As of the census of 2000, there were 1,385 people, 529 households, and 413 families residing in the town. The population density was 75.0 PD/sqmi. There were 541 housing units at an average density of 29.3 /sqmi. The racial makeup of the town was 98.84% White, 0.29% African American, 0.14% Native American, 0.14% from other races, and 0.58% from two or more races. Hispanic or Latino of any race were 0.14% of the population.
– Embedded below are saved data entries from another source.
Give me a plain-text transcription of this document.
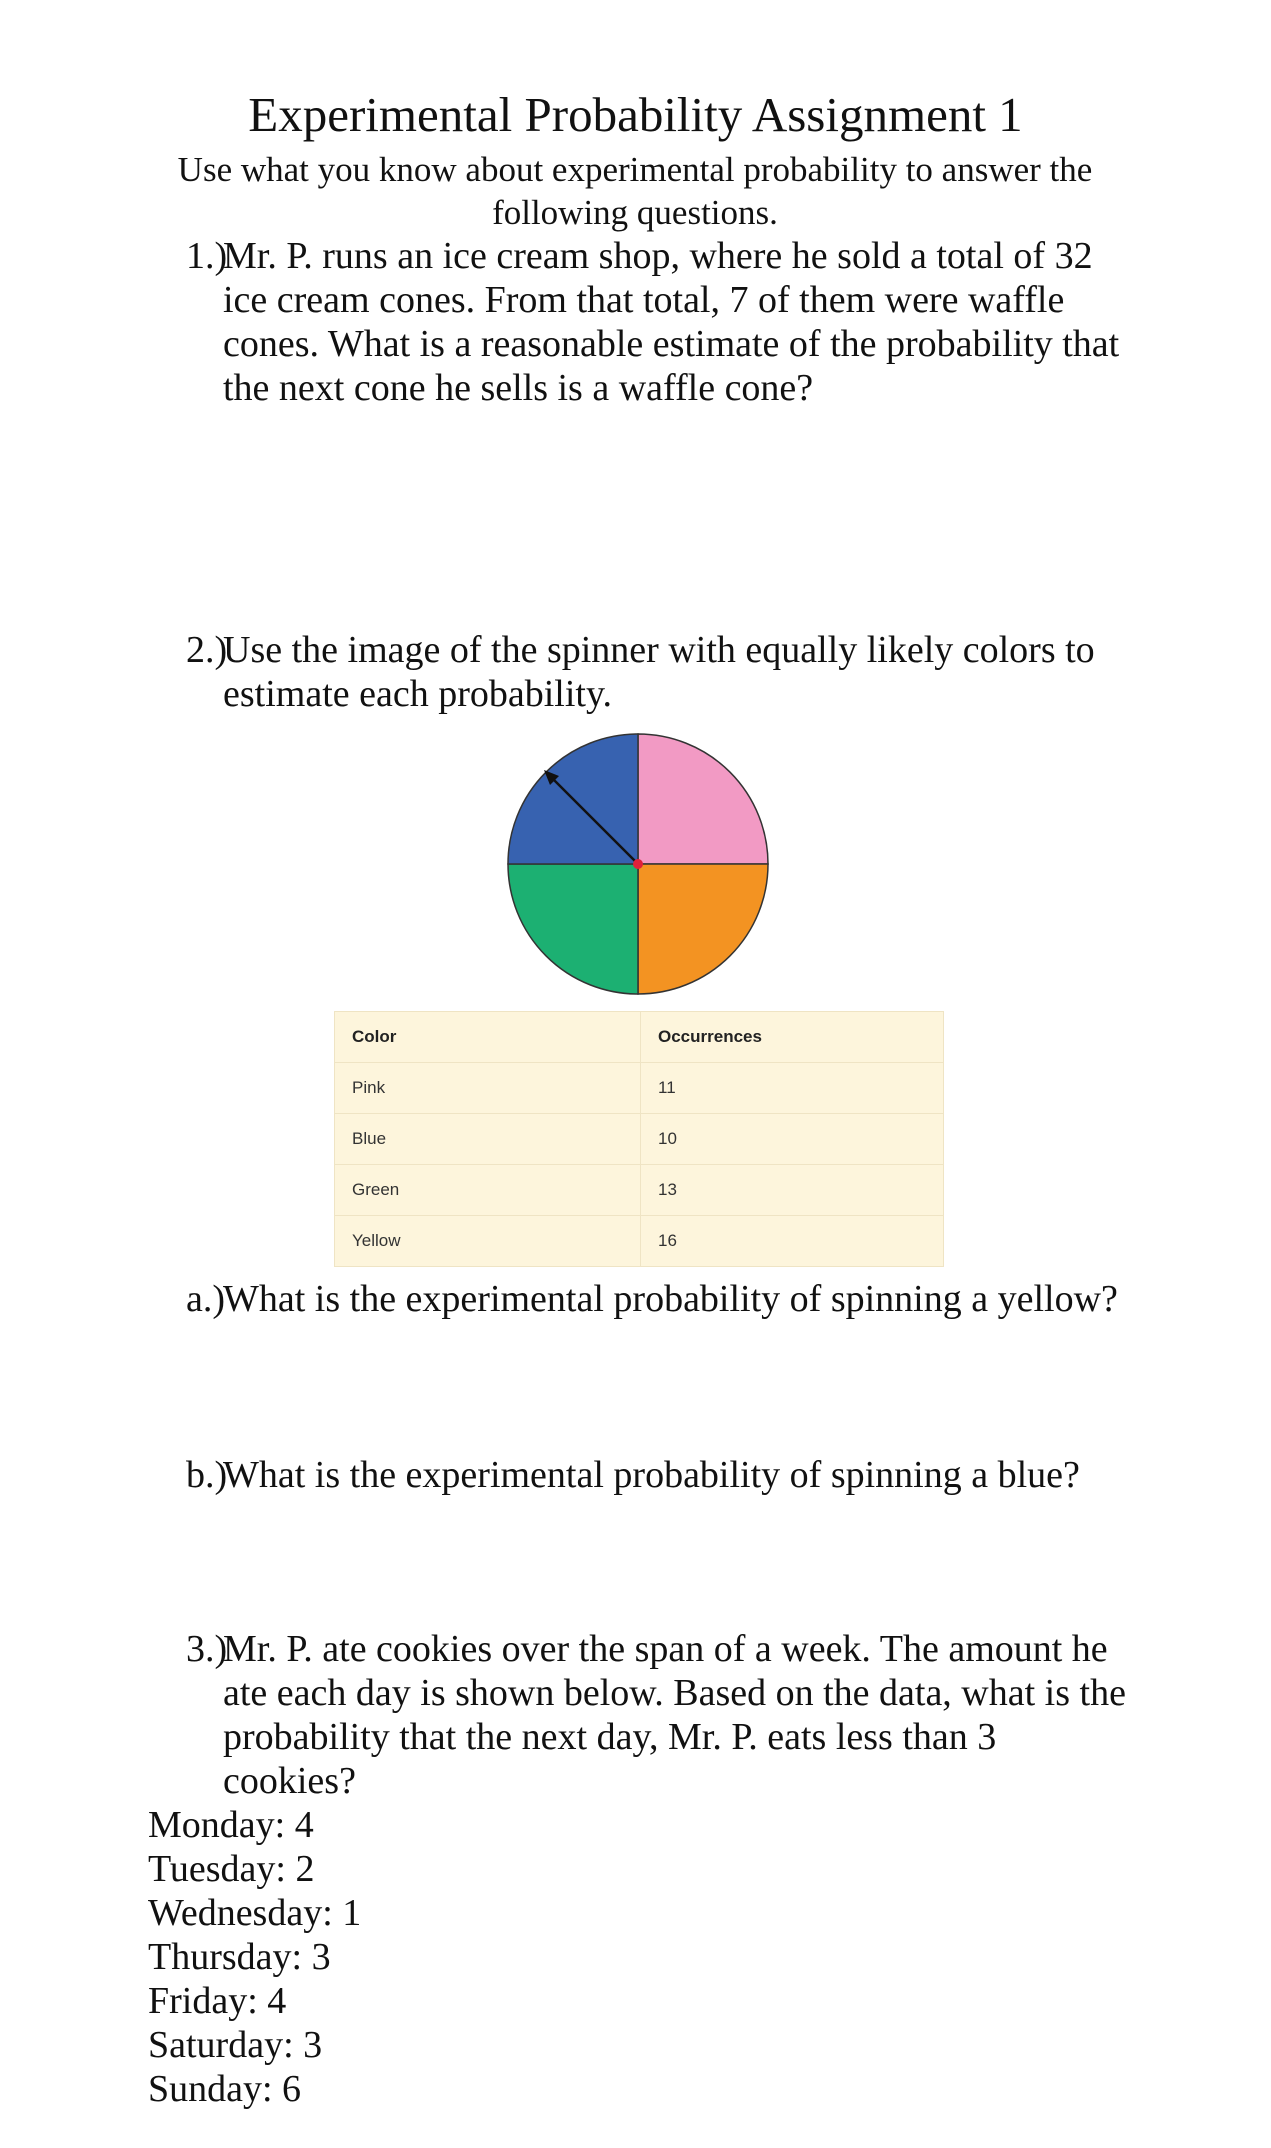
Experimental Probability Assignment 1
Use what you know about experimental probability to answer the following questions.
1.)
Mr. P. runs an ice cream shop, where he sold a total of 32 ice cream cones. From that total, 7 of them were waffle cones. What is a reasonable estimate of the probability that the next cone he sells is a waffle cone?
2.)
Use the image of the spinner with equally likely colors to estimate each probability.
Color	Occurrences
Pink	11
Blue	10
Green	13
Yellow	16
a.)
What is the experimental probability of spinning a yellow?
b.)
What is the experimental probability of spinning a blue?
3.)
Mr. P. ate cookies over the span of a week. The amount he ate each day is shown below. Based on the data, what is the probability that the next day, Mr. P. eats less than 3 cookies?
Monday: 4
Tuesday: 2
Wednesday: 1
Thursday: 3
Friday: 4
Saturday: 3
Sunday: 6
There were 529 households, out of which 32.7% had children under the age of 18 living with them, 69.9% were married couples living together, 4.7% had a female householder with no husband present, and 21.9% were non-families. 16.6% of all households were made up of individuals, and 8.1% had someone living alone who was 65 years of age or older. The average household size was 2.62 and the average family size was 2.92.
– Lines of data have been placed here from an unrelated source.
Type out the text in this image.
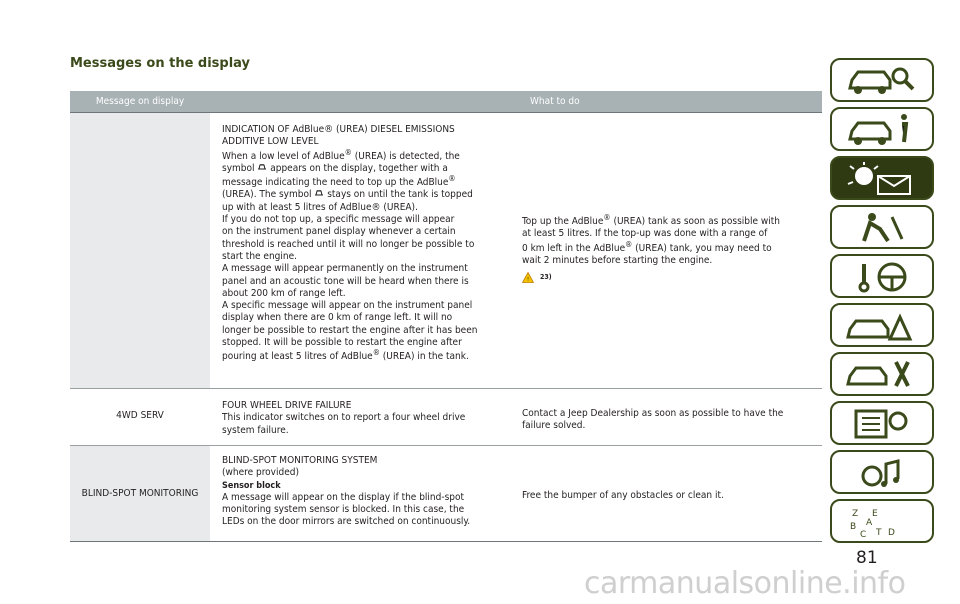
Messages on the display
Message on display	What to do
INDICATION OF AdBlue® (UREA) DIESEL EMISSIONS
ADDITIVE LOW LEVEL
When a low level of AdBlue® (UREA) is detected, the
symbol appears on the display, together with a
message indicating the need to top up the AdBlue®
(UREA). The symbol stays on until the tank is topped
up with at least 5 litres of AdBlue® (UREA).
If you do not top up, a specific message will appear
on the instrument panel display whenever a certain
threshold is reached until it will no longer be possible to
start the engine.
A message will appear permanently on the instrument
panel and an acoustic tone will be heard when there is
about 200 km of range left.
A specific message will appear on the instrument panel
display when there are 0 km of range left. It will no
longer be possible to restart the engine after it has been
stopped. It will be possible to restart the engine after
pouring at least 5 litres of AdBlue® (UREA) in the tank.
Top up the AdBlue® (UREA) tank as soon as possible with
at least 5 litres. If the top-up was done with a range of
0 km left in the AdBlue® (UREA) tank, you may need to
wait 2 minutes before starting the engine.
! 23)
4WD SERV
FOUR WHEEL DRIVE FAILURE
This indicator switches on to report a four wheel drive
system failure.
Contact a Jeep Dealership as soon as possible to have the
failure solved.
BLIND-SPOT MONITORING
BLIND-SPOT MONITORING SYSTEM
(where provided)
Sensor block
A message will appear on the display if the blind-spot
monitoring system sensor is blocked. In this case, the
LEDs on the door mirrors are switched on continuously.
Free the bumper of any obstacles or clean it.
Z E
B A
C T D
81
carmanualsonline.info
In the town, the population was spread out, with 24.3% under the age of 18, 4.8% from 18 to 24, 25.7% from 25 to 44, 28.6% from 45 to 64, and 16.5% who were 65 years of age or older. The median age was 43 years. For every 100 females, there were 98.7 males. For every 100 females age 18 and over, there were 100.4 males.
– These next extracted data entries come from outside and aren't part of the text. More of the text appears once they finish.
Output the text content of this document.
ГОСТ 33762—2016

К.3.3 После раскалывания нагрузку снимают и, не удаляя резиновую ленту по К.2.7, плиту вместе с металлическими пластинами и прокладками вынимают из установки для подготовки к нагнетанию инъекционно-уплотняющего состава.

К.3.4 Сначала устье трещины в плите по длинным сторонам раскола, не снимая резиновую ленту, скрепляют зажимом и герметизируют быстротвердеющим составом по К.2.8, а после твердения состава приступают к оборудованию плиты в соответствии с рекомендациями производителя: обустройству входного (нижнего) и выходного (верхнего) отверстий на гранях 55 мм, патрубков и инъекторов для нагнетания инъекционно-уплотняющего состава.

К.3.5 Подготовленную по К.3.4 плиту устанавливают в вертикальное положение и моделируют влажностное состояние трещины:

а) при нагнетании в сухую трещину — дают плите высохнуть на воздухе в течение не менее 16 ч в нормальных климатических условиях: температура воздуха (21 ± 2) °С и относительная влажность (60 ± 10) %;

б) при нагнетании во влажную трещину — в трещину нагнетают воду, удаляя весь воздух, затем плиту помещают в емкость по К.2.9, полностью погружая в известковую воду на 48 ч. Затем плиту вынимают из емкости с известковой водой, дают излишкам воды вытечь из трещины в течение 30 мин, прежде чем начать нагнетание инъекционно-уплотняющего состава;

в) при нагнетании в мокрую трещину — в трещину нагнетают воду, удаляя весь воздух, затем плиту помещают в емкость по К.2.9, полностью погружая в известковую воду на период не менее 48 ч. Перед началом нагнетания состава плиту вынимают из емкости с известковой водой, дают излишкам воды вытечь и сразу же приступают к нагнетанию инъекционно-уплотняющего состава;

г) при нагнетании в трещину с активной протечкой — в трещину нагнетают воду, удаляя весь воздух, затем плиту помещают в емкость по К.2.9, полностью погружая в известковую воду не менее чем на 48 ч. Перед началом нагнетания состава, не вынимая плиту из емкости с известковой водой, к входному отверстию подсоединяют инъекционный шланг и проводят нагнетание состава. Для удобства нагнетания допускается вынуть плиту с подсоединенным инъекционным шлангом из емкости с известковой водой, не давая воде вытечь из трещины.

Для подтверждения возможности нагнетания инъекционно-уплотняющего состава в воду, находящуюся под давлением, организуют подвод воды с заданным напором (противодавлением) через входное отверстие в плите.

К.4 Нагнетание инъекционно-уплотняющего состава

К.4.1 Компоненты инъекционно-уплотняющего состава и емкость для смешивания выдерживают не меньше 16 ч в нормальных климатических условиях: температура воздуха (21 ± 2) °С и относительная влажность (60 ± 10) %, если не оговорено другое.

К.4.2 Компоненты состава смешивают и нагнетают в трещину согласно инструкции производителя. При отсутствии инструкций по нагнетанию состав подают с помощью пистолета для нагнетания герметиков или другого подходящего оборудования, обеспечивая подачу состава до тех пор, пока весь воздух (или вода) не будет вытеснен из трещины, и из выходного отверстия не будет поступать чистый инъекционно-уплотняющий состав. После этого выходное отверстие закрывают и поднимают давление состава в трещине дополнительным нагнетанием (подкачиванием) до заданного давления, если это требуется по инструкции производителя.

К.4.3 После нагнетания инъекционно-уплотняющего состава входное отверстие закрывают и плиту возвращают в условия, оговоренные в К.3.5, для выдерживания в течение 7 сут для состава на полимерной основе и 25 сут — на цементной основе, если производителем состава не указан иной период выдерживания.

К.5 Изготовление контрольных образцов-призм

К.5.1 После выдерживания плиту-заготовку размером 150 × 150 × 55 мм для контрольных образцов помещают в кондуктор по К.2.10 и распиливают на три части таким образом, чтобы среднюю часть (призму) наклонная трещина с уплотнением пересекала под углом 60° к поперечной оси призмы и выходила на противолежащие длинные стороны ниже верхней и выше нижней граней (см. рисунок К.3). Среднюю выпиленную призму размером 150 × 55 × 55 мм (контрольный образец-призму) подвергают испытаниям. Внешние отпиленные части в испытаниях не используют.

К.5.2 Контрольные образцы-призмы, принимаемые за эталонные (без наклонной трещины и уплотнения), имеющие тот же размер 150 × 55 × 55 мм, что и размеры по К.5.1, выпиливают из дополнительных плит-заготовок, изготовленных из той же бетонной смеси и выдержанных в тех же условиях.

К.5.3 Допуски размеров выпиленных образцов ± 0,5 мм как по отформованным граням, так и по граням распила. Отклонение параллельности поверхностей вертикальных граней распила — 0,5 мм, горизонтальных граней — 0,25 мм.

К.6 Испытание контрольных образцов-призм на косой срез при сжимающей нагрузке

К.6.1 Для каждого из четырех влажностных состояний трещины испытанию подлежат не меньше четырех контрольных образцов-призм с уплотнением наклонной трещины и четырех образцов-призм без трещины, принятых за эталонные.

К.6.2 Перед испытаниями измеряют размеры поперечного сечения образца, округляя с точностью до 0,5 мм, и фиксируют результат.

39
The median income for a household in the town was $44,702, and the median income for a family was $50,893. Males had a median income of $36,382 versus $26,302 for females. The per capita income for the town was $20,716. About 4.6% of families and 6.9% of the population were below the poverty line, including 9.6% of those under age 18 and 4.7% of those age 65 or over.

Historical population
| Census | Pop. | Note | %± |
| 1860 | 552 |  | — |
| 1870 | 539 |  | −2.4% |
| 1880 | 513 |  | −4.8% |
| 1890 | 496 |  | −3.3% |
| 1900 | 491 |  | −1.0% |
| 1910 | 520 |  | 5.9% |
| 1920 | 623 |  | 19.8% |
| 1930 | 706 |  | 13.3% |
| 1940 | 849 |  | 20.3% |
| 1950 | 976 |  | 15.0% |
| 1960 | 1,254 |  | 28.5% |
| 1970 | 1,340 |  | 6.9% |
| 1980 | 1,443 |  | 7.7% |
| 1990 | 1,322 |  | −8.4% |
| 2000 | 1,387 |  | 4.9% |
| 2010 | 1,350 |  | −2.7% |
| 2020 | 1,388 |  | 2.8% |
| 2021 (est.) | 1,376 |  | −0.9% |
U.S. Decennial Census

==Notable people==
- Elmer Ellsworth Brown, educator; chancellor of New York University

== Communities and locations in Kiantone ==
- Conewango Creek - A stream that forms part of the eastern town boundary.
- Kiantone - The hamlet of Kiantone at the junction of County Roads 26 and 49 in the south part of the town.
- Stillwater - A hamlet in the northwest corner of the town on NY Route 60 and County Route 380.